Eating with heavier stainless steel cutlery makes food taste better, with researchers
for the first time finding a direct link between the weight of eating utensils and people's
enjoyment of food.
An experiment with more than 130 diners at a hotel restaurant in Edinburgh showed
that simply using high-quality cutlery, normally reserved for banquets, resulted in customers
willing to pay 15 percent more for their food compared to people eating the same
meal with lower-quality utensils.
The research, carried out by a team from Oxford University, also showed people eating
with heavier cutlery thought food was more artistically plated and tasted better.
"It is likely that the positive or negative values that we attribute to the cutlery gets
implicitly 'transferred' to our judgments of the food -- a phenomenon that is often called
'sensation transference'" Charles Michel, who led the research.
Michel, who is chef in residence at Oxford University's Cross-modal Research Laboratory,
also speculates that eating with heavier cutlery may capture the attention of diners more,
increasing their awareness and enjoyment of what they are eating.
The 130 diners taking part in the experiment were served identical meals of trout
with mashed potatoes, spinach and capers and brown shrimp butter, the only difference
being the cutlery they ate it with. Half the diners used heavy cutlery normally reserved
for banquets while the other half ate with cheap cutlery that weighed three times less.
"It's interesting to think that the heavier weight of cutlery could be making us more
mindful, without us realising it," he explains.
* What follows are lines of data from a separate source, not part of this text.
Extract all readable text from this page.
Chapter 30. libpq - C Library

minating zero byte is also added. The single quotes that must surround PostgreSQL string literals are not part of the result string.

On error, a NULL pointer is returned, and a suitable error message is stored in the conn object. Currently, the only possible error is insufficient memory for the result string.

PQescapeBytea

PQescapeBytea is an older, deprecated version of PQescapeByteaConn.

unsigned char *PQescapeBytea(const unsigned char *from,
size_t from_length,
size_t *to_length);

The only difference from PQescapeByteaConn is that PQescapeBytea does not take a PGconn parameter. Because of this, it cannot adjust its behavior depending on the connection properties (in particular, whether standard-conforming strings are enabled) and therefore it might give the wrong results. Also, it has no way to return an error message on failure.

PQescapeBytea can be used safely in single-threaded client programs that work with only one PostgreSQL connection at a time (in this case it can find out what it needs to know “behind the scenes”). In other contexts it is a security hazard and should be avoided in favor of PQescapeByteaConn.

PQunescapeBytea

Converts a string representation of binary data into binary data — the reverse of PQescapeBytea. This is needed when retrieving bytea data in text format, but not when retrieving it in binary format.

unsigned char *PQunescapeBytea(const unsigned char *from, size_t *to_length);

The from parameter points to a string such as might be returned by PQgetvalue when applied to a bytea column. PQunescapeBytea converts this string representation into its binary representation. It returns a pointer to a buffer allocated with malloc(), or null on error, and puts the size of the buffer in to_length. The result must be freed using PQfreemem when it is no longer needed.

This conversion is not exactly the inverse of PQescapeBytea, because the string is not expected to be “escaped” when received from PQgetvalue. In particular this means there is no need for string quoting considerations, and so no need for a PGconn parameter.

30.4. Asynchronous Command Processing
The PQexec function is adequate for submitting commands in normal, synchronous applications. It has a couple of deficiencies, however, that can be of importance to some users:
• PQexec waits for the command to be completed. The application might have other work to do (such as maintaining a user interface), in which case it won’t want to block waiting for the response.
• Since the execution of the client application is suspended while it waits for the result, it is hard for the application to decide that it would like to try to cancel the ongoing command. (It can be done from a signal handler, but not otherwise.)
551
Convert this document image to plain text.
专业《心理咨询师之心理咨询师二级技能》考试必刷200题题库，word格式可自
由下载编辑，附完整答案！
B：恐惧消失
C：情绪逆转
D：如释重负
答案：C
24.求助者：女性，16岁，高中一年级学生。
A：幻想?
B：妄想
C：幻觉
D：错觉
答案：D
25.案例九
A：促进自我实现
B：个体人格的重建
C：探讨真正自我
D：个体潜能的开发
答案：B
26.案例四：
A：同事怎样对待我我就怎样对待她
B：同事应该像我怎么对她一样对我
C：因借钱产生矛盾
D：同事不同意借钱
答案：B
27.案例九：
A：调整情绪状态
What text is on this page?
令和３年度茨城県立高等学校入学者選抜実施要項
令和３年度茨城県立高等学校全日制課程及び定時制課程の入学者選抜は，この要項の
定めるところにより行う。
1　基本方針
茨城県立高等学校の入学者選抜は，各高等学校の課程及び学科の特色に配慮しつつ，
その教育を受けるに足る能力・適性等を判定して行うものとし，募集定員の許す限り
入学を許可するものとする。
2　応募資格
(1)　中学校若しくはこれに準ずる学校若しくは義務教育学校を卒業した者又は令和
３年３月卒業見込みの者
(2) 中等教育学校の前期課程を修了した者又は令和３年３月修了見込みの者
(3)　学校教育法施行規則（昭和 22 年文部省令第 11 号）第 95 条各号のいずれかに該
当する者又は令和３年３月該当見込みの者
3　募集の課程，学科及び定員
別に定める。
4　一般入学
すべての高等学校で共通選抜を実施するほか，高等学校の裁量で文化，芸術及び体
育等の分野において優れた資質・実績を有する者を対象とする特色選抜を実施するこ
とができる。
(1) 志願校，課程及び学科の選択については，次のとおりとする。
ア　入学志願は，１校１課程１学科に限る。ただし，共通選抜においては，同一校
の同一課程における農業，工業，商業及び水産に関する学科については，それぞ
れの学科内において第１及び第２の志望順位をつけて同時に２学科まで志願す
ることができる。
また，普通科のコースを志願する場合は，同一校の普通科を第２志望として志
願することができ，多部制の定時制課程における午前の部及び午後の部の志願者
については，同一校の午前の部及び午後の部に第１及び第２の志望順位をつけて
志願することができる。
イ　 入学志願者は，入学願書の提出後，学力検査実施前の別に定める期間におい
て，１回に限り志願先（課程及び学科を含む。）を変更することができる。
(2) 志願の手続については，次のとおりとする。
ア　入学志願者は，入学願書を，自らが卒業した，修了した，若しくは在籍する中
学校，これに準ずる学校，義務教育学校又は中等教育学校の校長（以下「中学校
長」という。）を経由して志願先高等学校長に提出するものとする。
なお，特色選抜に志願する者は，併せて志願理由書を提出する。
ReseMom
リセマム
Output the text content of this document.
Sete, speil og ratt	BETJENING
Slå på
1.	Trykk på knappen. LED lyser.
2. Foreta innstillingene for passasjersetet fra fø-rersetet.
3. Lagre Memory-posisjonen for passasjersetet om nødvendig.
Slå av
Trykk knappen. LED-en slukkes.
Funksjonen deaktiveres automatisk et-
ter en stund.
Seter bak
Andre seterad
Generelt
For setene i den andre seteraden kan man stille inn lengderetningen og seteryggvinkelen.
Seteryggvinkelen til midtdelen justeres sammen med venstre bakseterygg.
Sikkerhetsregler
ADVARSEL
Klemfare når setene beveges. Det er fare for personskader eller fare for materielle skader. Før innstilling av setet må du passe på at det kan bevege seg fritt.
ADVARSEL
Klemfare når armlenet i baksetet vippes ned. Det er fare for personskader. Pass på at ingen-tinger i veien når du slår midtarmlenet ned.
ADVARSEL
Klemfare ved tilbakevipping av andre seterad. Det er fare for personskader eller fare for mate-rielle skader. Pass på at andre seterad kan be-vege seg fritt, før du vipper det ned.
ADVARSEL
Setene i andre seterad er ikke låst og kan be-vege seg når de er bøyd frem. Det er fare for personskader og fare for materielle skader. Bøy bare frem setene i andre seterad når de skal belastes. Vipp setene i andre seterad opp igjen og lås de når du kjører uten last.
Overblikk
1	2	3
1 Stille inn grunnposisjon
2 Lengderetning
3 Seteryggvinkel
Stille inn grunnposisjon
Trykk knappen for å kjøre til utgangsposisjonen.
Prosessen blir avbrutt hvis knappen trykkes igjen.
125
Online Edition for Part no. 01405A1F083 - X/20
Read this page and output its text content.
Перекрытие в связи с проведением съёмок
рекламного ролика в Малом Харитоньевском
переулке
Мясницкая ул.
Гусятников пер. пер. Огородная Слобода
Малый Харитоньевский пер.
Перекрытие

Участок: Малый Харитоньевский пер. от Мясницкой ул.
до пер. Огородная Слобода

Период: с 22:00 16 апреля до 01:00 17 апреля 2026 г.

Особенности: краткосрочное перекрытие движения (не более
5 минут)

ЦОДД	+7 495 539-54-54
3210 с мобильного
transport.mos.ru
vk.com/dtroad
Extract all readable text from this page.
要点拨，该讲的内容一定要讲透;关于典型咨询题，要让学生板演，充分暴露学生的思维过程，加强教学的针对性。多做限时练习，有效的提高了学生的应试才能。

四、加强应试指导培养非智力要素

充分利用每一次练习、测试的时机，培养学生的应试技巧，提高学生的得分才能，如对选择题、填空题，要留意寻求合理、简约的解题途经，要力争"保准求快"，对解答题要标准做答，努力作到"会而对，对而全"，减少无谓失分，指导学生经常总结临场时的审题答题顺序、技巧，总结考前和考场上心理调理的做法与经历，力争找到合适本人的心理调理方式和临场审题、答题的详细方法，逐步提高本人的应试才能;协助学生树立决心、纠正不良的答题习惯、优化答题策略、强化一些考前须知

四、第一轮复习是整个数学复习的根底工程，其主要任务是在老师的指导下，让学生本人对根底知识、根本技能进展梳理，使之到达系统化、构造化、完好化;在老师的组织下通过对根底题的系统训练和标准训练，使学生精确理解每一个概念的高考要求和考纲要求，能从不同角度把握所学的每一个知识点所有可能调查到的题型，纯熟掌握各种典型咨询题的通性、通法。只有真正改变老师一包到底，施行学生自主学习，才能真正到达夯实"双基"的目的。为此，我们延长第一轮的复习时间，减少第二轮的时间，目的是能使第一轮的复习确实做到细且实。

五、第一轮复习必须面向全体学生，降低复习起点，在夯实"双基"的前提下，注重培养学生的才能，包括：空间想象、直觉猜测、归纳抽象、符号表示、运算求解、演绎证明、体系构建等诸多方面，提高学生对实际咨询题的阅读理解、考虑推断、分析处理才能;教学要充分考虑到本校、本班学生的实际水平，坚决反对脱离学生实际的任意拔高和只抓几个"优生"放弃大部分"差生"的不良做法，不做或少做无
A link between weight and our perception of quality in objects has been clear for
some time, but Michel says this was the first time it had been linked to the enjoyment of food.
Research into so-called "gastrophysics" is a growing field.
Similar experiments have shown that background music played in restaurants can
influence how sweet, salty or sour something tastes, an effect known as "sonic seasoning".
Another experiment showed eating from a bowl with a rounded bottom made people
feel full on less food -- and Michel believes the same might be true of heavier cutlery,
but is yet to test his theory.
As well as increasing our understanding of the various influences on our enjoyment
of food and satiation, Michel also hopes the research could make us healthier.
Although there are cutlery on tables all over the world, we rarely think that it will affect the taste.